The Rhode Island Health Department noted the violations at the following Portsmouth establishments in June:
Anna D's Cafe - The following violations were noted during an inspection on June 20.
- Boxes of single service items are stored on the floor in the back storage area. Single service items must be stored 6" off the floor in, a clean dry location. Shelving is in the process of being made for this area.
- An employee was observed washing their hands at the 3 bay sink. Food employees shall clean their hands in a designated handwashing sink, not in a service (mop)sink, warewashing or food prep sink.
- The handsink in the kitchen was blocked by equipment. A handwashing sink shall be accessible at all times for employee use.
- Bagged soup was not heated before being placed in the hot hold unit for hot holding. Ready to eat foods taken from a commercially processed can or intact package from a food processing plant must be heated to at least 135 degrees F for hot holding. Soup was removed and heated to 160 degrees.
- Food cases, and containers were stored on the floor in the back kitchen area, the storage area and in the ice cream area. Food must be stored at least 6 inches above the floor.
- The slicer was stored adjacent to the hand sink exposing it to splash. The slicer needs to be relocated away from the sink or a splash guard is required. It is recommended that the slicer be covered after cleaning to avoid contamination until next use.
- Utensils were displayed with the lip surface up. Utensils are to be stored so that only the handles are touched by employees and consumers if consumer self-service is provided.
- Boxes of single service items were stored on the floor in the storage area and the ice cream area.
- The three door refrigeration unit in the front area, had an ambient temp of 48 degrees.

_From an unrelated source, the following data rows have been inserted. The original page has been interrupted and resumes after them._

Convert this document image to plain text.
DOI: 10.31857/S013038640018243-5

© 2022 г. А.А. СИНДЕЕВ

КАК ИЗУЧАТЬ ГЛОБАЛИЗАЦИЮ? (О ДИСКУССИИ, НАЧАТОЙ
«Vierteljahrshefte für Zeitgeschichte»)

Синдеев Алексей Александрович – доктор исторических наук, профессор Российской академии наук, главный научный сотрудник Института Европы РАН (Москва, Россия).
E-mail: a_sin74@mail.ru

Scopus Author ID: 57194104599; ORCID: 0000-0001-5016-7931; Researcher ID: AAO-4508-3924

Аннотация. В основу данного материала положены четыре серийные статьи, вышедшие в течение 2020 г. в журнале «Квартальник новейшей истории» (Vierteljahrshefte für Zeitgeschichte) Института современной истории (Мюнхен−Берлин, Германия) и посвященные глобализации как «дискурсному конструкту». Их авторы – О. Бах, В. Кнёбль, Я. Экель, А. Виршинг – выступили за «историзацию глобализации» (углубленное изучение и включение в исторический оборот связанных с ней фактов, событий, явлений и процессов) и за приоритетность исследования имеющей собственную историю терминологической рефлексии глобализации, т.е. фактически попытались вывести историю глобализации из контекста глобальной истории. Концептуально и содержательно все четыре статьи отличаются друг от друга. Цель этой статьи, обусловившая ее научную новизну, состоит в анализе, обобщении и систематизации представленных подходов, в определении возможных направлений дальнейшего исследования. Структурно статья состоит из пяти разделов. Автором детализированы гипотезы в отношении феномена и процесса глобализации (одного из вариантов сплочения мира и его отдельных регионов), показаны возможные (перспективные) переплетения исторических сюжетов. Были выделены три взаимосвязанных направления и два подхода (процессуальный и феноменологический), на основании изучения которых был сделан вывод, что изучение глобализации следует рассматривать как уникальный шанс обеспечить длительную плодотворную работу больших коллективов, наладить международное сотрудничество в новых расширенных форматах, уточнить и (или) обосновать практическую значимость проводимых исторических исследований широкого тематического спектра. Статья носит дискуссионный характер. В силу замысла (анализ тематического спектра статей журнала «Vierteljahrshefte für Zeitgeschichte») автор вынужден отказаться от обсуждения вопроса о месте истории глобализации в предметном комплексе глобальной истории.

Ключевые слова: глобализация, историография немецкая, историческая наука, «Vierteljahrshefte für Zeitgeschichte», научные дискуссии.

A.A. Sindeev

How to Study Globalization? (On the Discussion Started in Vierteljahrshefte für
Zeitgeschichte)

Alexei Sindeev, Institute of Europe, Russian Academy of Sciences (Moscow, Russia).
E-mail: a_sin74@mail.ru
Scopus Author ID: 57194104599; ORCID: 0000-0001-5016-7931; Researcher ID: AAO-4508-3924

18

Gallons on milk and other cartons are sored in the unit. This unit is opened frequently and was very full during inspection, some milk was moved to another unit to help with airflow and temp dropped to 42 by end of inspection. Manager will monitor unit, to ensure proper temps are being met; and service will be called if needed.
- The floors throughout the facility, under equipment, and around the perimeter have an accumulation of soil residue and/or food debris. The physical facilities shall be cleaned as often as necessary to keep them clean.
- No violations were marked out on this inspection.
- No violations were marked out on this inspection.